An individual's heart rate can have large impacts on the individual's health. It is well known that an individual's heart rate adapts to changes in the body's need for oxygen, which can be precipitated by exercise, rest, or other levels of activity. A change in heart rate also occurs in response to stressful stimuli, resulting from a release of adrenaline and cortisol, and concomitant with the heart rate increase is a redirection in blood flow to the muscular system, fat releases into the bloodstream for use as energy, increases in breathing rate, muscle tension, and increases in blood clotting ability. While these reactions may be beneficial in a fight-or-flight situation, these situations are uncommon; instead individuals are engaged in prolonged periods of stress caused by work, family, children, etc., that negatively affect their health.
Biofeedback techniques have been used to self-regulate heart rate.
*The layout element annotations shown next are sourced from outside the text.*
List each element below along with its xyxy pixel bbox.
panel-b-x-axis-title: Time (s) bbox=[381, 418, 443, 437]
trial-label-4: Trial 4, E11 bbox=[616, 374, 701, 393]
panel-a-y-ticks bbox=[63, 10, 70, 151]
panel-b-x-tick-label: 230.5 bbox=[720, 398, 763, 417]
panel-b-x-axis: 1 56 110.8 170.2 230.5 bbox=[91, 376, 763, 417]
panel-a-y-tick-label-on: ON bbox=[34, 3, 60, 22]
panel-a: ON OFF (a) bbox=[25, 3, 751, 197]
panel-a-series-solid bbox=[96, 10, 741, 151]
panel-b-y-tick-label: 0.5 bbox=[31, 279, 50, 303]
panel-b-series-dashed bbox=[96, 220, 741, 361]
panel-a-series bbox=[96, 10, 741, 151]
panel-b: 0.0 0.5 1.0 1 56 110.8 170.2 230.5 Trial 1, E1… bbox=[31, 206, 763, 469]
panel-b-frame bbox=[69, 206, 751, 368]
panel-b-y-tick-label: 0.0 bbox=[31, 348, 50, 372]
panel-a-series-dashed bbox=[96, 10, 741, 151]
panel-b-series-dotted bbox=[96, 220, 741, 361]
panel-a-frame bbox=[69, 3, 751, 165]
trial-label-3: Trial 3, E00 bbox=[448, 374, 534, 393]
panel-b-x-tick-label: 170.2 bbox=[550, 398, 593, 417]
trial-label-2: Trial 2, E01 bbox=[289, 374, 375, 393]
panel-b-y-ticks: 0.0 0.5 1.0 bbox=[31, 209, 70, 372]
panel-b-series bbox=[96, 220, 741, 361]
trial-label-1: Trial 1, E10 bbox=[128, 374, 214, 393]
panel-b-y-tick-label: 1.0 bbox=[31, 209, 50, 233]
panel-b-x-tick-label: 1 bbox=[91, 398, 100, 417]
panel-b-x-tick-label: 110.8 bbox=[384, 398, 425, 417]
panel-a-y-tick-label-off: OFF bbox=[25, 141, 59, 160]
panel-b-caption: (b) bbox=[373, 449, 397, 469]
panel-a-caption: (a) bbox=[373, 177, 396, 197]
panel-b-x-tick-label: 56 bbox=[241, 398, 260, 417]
In general, biofeedback is a process that trains an individual to influence involuntary physiological functions for the purposes of improving health and performance. As some examples, biofeedback techniques have purportedly been used to treat migraine and tension headaches, digestive disorders, hypertension, hypotension, cardiac arrhythmia, Raynaud's, epilepsy, paralysis, movement disorders and chronic pain.
Evaluation of an individual's heart rate is typically done via a few different methodologies. A standard heart rate measurement is simply an assessment of the number of heart beats per unit of time, typically beats per minute (BPM). A more accurate, yet more difficult to measure, metric, is heart rate variability (HRV). HRV monitoring involves monitoring the heart beat rate and discerning the rate at which the heart beat rate changes. HRV may be monitored by detecting the individual's pulse and measuring the inter-beat interval (the “rise-rise interval” or RR interval).